Scottish Provident v Allan
Broadly HMRC practice was based on House of Lords decisions, in particular that of Scottish Provident v Allan (4 TC 409/591). In the Court of Exchequer, Lord McLaren said (page 419)
‘un-appropriated remittances must be dealt with according to the ordinary course of business, and these remittances must be presumed to be paid in the first place out of interest so far as they are income, and in the second place of principal or capital.
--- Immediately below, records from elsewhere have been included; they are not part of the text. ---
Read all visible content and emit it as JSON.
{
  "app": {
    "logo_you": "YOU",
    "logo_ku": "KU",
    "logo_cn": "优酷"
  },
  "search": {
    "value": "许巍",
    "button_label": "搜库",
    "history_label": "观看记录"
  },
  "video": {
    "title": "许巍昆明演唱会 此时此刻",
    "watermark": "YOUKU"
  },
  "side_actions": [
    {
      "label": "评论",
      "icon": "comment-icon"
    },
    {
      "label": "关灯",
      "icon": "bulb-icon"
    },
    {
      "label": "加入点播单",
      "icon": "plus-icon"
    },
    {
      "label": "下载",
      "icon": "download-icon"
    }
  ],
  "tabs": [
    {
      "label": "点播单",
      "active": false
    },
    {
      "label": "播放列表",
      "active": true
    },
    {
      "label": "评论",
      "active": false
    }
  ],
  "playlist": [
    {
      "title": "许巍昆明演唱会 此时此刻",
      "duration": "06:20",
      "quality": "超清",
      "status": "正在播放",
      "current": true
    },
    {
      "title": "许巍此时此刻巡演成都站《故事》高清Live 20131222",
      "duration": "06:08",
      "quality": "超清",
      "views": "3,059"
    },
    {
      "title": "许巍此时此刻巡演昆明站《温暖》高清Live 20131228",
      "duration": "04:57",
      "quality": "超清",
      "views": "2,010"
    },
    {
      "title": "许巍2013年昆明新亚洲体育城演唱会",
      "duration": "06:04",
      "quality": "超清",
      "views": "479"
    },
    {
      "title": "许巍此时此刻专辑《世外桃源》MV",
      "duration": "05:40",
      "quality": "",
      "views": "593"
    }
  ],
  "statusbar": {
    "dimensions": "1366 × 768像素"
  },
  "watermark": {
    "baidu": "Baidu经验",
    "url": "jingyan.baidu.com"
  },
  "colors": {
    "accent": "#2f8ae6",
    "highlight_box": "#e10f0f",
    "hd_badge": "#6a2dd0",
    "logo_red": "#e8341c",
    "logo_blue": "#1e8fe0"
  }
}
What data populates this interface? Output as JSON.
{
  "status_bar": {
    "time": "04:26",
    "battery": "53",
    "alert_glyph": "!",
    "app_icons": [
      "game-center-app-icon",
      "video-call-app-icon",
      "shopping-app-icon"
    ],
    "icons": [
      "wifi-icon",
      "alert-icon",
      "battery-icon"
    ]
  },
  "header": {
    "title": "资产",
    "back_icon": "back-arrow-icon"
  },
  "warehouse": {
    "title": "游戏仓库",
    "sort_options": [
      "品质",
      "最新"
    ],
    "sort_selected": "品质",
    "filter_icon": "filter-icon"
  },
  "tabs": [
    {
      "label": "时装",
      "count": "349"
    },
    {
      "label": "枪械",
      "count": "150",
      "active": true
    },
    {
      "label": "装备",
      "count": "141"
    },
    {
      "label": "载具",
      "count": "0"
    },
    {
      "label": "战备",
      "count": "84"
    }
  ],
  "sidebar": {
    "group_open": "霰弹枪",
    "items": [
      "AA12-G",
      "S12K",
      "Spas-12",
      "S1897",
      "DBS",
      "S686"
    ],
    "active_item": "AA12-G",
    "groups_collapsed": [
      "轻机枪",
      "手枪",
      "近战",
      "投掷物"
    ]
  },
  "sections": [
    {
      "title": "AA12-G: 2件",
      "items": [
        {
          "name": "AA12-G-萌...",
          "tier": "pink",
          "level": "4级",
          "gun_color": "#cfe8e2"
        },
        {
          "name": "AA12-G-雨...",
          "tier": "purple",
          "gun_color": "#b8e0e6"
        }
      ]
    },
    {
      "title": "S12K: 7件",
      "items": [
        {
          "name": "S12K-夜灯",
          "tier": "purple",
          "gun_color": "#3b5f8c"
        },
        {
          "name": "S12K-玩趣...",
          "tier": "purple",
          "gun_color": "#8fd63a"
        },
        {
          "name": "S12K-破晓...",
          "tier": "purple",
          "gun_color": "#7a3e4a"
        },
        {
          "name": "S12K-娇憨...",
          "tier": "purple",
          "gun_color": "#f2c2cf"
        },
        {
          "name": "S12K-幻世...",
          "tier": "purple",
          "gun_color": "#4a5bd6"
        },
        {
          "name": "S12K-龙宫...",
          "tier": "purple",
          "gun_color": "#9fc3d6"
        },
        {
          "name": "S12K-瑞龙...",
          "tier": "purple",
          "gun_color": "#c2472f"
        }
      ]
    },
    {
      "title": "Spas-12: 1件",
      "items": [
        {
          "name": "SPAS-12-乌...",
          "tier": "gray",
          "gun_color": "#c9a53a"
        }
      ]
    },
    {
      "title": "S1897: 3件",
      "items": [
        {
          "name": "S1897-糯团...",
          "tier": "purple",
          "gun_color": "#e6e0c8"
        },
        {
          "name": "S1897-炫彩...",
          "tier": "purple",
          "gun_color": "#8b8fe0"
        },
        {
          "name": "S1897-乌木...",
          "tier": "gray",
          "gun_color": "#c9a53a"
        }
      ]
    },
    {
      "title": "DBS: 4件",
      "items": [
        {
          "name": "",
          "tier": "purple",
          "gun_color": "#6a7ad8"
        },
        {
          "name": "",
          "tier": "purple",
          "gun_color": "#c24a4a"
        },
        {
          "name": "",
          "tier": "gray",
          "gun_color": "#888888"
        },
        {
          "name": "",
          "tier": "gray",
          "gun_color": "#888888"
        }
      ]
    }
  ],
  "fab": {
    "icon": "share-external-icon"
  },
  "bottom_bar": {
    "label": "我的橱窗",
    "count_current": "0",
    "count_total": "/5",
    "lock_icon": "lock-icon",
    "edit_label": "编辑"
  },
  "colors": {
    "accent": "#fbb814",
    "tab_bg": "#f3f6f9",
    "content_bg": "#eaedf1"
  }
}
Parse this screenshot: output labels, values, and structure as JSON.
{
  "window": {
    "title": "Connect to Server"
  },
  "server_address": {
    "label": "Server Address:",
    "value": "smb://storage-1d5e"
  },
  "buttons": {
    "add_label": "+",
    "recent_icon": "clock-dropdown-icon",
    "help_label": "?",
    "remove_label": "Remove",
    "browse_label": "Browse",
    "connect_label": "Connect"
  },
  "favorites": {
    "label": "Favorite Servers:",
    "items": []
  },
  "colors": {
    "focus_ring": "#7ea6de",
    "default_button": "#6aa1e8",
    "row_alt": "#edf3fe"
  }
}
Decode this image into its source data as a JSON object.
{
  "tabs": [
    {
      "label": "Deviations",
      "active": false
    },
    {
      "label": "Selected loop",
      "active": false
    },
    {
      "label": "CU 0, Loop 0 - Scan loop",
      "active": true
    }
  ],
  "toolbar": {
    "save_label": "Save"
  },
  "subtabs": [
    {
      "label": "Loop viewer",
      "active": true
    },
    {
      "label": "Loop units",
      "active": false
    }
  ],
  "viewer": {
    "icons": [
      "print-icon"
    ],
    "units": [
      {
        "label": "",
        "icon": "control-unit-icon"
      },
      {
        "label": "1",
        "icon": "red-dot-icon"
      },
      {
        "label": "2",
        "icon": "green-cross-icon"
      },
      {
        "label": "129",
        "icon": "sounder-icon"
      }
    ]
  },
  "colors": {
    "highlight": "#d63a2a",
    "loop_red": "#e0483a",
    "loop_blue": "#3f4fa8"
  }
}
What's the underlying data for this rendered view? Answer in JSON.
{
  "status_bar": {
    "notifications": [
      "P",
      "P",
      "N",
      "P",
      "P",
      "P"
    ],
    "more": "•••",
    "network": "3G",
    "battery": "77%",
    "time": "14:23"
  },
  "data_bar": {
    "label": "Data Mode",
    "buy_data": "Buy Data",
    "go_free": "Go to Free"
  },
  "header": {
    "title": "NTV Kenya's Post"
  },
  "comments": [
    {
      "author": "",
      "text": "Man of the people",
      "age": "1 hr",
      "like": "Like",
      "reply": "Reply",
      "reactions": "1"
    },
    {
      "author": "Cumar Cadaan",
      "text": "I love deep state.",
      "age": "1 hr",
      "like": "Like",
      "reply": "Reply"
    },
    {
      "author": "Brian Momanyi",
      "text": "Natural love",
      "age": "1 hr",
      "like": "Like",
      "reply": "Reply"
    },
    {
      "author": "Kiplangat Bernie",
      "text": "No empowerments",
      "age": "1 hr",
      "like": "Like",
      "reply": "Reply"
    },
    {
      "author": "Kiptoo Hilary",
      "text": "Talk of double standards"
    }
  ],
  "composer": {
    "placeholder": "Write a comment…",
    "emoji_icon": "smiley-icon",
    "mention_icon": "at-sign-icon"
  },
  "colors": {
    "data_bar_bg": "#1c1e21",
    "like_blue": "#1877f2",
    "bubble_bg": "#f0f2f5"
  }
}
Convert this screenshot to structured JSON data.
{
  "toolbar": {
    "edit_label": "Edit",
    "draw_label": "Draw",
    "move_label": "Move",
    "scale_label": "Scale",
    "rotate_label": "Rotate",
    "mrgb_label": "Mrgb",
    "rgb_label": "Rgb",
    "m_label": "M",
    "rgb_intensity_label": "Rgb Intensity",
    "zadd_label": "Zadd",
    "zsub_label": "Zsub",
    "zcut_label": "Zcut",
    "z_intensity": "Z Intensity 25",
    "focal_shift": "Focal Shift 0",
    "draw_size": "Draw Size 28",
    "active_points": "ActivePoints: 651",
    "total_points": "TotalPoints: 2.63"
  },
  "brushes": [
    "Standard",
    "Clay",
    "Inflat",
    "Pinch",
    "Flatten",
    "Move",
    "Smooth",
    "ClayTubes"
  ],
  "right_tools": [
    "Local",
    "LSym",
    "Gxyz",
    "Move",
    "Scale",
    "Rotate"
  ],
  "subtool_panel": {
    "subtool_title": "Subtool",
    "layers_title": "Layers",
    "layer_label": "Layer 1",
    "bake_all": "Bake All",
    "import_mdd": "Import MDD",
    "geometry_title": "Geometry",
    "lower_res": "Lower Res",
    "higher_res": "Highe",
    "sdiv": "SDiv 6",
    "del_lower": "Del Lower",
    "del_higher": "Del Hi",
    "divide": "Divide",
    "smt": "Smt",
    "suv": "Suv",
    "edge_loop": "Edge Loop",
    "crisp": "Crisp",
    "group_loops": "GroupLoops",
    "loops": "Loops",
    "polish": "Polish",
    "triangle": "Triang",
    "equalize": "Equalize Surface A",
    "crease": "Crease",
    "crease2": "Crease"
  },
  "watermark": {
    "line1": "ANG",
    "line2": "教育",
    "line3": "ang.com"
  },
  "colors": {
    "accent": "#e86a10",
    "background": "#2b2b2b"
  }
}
I think that rule results from the fact that no prudent man of business will encroach upon his capital for investment when he has income un-invested lying at his disposal’.
The House of Lords considered that the question of whether any amount of income had actually been received in the UK is essentially one of fact, that is, of tracing in the first instance, or, where direct tracing proves to be impossible, of inference from the known facts.
In the absence of any evidence to the contrary, the principal is that where capital and income have been paid into a single fund overseas so that they are no longer distinguishable, remittances to the UK out of the fund will be presumed to be income to the extent that there is income existing in the fund at the time that the remittance was made.
Where an overseas ‘mixed fund’ contained an amount that has already suffered UK tax, for example UK salary dealt with under PAYE, the practice (Sterling Trust v CIR 12 TC 868) was that a taxpayer was entitled to say that he or she has remitted income which has already suffered UK tax (to the extent that such income exists in the fund) in priority to income which is assessable on the arising basis.
Only when the income content of the fund is exhausted will any balance remitted be regarded as capital.
For years up to 5 April 2008, where a remittance is made to the UK from a mixed fund into which the proceeds from the sale of an asset (such as a shareholding) has been paid the remittance contains a due proportion of any capital and of any capital gain arising from the disposal.
That is because, unlike income that can be identified separately, a capital gain is merely part of the money received from the sale and has no separate existence within that amount. Refer to the Capital Gains manual CG25380 onwards (and CG25440 in particular).